Doch im Jahre 1993 entdeckten Archäologen unter der Leitung von Professor Avraham Biran auf einem alten Schutthügel im nördlichen Teil Israels einen Basaltblock. Auf diesem Stein standen u.a. die Worte "Haus Davids" und "König von Israel". Diese Inschrift datiert aus dem 9. Jahrhundert v.Chr. und könnte ein Teil eines Siegesdenkmals der Aramäer gewesen sein. Über diesen Fund hieß es in der Zeitschrift Biblical Archaeology Review : "Zum ersten Mal wurde damit der Name David in einer außerbiblischen alten Inschrift gefunden".
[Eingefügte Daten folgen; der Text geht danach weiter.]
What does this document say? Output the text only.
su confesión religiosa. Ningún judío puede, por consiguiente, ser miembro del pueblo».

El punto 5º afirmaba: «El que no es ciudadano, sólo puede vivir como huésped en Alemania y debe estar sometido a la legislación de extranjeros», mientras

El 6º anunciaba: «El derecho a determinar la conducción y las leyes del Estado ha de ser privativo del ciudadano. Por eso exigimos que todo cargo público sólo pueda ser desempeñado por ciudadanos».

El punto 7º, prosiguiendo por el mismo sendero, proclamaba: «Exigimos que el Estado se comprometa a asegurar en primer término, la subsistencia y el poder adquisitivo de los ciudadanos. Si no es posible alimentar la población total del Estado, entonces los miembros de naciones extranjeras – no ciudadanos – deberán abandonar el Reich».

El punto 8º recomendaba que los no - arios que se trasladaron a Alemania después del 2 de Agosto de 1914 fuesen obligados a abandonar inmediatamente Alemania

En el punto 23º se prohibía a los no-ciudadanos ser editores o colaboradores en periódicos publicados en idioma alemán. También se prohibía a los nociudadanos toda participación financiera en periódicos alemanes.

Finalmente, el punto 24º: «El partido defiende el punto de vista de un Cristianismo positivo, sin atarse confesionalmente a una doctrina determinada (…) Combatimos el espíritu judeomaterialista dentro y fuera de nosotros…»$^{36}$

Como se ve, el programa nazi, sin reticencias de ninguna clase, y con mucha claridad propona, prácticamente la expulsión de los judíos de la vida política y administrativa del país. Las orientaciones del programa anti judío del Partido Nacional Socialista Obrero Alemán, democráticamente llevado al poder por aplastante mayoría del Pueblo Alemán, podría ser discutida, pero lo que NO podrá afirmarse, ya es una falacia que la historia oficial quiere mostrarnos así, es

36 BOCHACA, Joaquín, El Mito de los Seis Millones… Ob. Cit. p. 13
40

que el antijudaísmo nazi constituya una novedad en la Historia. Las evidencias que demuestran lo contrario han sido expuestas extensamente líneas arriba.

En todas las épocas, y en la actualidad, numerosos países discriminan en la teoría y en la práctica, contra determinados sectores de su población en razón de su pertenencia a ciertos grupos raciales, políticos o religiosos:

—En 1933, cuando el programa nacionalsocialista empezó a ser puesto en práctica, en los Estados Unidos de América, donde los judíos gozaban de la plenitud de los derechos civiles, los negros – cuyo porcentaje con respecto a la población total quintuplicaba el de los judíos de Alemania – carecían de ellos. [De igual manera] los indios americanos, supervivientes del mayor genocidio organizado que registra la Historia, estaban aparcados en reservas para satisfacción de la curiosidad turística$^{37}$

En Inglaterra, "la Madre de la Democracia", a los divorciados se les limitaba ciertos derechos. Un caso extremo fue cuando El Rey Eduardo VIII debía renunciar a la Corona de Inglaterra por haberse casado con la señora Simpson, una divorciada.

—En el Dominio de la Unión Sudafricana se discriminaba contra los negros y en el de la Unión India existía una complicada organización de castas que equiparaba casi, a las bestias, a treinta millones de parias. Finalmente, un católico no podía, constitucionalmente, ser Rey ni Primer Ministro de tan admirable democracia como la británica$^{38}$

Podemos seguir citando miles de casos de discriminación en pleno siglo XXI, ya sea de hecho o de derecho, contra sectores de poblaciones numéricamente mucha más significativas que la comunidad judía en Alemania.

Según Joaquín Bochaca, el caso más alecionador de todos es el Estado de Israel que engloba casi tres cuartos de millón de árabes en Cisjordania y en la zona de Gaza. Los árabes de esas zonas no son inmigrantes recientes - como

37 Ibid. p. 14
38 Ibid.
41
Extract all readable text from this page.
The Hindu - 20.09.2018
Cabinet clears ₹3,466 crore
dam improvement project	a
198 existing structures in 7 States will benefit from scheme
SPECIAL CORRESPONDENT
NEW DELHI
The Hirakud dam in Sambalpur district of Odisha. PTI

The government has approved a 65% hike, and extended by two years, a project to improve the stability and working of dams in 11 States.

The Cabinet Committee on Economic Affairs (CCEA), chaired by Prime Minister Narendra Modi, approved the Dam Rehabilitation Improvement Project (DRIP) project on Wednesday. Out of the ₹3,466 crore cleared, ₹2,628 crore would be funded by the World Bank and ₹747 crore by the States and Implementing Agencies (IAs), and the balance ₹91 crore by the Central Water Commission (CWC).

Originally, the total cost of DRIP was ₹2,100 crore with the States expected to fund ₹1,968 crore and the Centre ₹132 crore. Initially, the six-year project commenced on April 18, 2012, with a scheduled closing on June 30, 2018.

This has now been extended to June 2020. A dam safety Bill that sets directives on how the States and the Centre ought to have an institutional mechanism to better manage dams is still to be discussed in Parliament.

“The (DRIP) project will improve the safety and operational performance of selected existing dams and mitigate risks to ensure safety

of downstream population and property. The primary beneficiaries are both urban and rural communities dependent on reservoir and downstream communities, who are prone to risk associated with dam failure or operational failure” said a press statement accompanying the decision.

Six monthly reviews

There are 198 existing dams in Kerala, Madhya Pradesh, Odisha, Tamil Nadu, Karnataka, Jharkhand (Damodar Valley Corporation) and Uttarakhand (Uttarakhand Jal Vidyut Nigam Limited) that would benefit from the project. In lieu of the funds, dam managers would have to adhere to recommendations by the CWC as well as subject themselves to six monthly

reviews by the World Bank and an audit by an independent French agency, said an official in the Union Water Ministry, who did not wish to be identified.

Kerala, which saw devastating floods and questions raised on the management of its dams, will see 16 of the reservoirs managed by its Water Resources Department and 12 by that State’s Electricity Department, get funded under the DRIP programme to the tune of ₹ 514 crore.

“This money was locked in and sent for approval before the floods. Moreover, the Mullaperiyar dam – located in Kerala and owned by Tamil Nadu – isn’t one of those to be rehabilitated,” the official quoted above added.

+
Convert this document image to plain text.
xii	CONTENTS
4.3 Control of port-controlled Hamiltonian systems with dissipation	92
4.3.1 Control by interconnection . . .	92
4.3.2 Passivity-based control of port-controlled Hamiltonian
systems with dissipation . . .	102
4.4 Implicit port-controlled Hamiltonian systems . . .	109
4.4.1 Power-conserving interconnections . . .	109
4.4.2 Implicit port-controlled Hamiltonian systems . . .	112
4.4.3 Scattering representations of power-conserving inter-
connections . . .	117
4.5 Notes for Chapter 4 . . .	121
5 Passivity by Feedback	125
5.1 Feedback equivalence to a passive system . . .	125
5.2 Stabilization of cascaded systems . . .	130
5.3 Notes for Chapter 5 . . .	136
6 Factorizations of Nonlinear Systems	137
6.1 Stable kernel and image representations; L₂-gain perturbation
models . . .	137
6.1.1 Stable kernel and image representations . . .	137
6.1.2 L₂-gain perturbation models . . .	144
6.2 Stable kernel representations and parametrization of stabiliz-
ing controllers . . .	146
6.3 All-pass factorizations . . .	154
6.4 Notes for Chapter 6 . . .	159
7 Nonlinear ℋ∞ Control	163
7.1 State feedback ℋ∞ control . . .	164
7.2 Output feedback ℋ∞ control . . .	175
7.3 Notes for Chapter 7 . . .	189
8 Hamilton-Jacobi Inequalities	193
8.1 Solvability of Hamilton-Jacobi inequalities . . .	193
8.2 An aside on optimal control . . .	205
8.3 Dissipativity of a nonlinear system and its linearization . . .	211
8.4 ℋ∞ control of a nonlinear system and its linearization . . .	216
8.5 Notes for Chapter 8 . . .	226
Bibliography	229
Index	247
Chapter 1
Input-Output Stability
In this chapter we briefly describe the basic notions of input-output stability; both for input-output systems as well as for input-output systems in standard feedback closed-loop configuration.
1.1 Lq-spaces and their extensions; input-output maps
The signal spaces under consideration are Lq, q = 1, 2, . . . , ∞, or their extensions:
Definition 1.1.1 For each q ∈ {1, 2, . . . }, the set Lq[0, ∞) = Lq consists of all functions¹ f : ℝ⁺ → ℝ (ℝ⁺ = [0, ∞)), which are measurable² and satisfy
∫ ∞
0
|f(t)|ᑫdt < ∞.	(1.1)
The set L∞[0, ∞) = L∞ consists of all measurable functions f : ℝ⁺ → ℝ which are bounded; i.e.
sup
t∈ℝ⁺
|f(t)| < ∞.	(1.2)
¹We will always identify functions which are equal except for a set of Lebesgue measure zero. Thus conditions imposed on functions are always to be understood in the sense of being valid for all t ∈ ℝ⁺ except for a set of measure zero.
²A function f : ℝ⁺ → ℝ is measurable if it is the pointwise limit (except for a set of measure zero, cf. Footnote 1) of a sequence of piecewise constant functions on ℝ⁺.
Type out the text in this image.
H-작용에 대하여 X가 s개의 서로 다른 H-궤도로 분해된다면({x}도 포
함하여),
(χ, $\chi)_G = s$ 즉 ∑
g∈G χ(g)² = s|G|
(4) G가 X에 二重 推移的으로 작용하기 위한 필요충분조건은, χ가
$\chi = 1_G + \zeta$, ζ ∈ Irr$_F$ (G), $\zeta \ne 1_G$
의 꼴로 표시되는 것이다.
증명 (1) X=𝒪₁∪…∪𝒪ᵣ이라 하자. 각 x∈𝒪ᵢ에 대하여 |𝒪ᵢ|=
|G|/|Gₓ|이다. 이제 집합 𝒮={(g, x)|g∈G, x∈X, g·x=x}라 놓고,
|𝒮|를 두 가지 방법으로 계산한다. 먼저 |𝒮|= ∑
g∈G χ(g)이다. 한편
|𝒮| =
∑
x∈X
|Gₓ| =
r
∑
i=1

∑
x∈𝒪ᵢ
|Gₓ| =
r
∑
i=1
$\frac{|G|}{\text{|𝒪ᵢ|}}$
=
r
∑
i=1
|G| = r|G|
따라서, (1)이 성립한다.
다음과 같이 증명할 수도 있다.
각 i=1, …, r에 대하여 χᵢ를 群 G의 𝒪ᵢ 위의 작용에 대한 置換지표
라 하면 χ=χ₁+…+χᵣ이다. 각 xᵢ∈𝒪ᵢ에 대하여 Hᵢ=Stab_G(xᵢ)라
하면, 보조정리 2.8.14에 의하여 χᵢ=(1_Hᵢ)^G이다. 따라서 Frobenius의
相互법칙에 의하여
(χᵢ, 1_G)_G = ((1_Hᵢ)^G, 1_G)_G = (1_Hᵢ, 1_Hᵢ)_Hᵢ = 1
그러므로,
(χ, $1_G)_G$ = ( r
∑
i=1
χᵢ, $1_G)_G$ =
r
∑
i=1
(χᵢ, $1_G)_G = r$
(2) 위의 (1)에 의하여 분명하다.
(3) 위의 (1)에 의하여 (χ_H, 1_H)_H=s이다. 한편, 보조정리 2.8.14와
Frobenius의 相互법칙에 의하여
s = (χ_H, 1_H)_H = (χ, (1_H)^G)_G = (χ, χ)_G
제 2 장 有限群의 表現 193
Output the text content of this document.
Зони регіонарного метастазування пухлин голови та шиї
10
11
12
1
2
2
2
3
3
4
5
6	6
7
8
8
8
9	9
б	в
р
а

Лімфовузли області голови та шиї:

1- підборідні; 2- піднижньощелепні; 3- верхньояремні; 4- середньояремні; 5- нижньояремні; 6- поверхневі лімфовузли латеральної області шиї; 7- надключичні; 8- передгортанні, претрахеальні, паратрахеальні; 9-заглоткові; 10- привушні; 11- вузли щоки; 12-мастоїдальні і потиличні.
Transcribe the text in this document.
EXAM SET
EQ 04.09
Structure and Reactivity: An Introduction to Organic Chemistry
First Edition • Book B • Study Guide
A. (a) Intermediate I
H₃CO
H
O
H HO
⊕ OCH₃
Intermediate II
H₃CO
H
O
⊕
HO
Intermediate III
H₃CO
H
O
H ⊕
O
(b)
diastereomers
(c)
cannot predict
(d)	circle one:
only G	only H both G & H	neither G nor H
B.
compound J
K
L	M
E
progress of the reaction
Ein anderes Beispiel ist das der in der Bibel erwähnten Stadt Ninive. Viele Jahre zogen Bibelkritiker in Zweifel, dass diese Stadt je existiert hat. Doch im Jahre 1849 legte Sir Austen Henry Layard die Ruinen des Palastes des König Sanheribs frei. Später stellte sich dann heraus, dass dieser Palast zu der alten Stadt Ninive gehörte. Interessant ist auch ein Wandrelief dieses Palastes, auf dem die Inschrift zu lesen ist: "Sanherib, König der Welt, König von Assyrien, saß auf seinem Thron und musterte die Beute aus Lachis". Dies gibt den Bibelbericht der Einnahme der Stadt Lachisch durch König Sanherib wieder, wie er in 2. Könige 18:13,14 zu lesen ist.

Über seine Entdeckung schrieb Layard: "Wer hätte es vor diesen Entdeckungen für wahrscheinlich oder möglich gehalten, unter dem Erd- und Schutthaufen an der Stelle Ninives die Geschichte des Krieges zwischen Hiskia [König von Juda] und Sanherib zu finden, die — niedergeschrieben zu ebenjener Zeit, da Sanherib ihn führte — den Bibelbericht sogar bis in alle Einzelheiten bestätigt?" (Sir Austen Henry Layard, Nineveh and Babylon, 1882, S. 51-2).

Außer diesen beiden Beispielen gibt es noch viele weitere Artefakte, die den biblischen Bericht oftmals bis ins kleinste Detail bestätigen. Erwähnen möchte ich noch den berühmten, 3000 Jahre alten Mesa-Stein, der östlich des Toten Meeres gefunden wurde und heute im Louvre- Museum in Paris zu besichtigen ist. Auch hier ist die Inschrift in genauer Übereinstimmung mit dem Bericht der Ereignisse aus der Bibel (nachzulesen in 2. Könige, Kapitel 3).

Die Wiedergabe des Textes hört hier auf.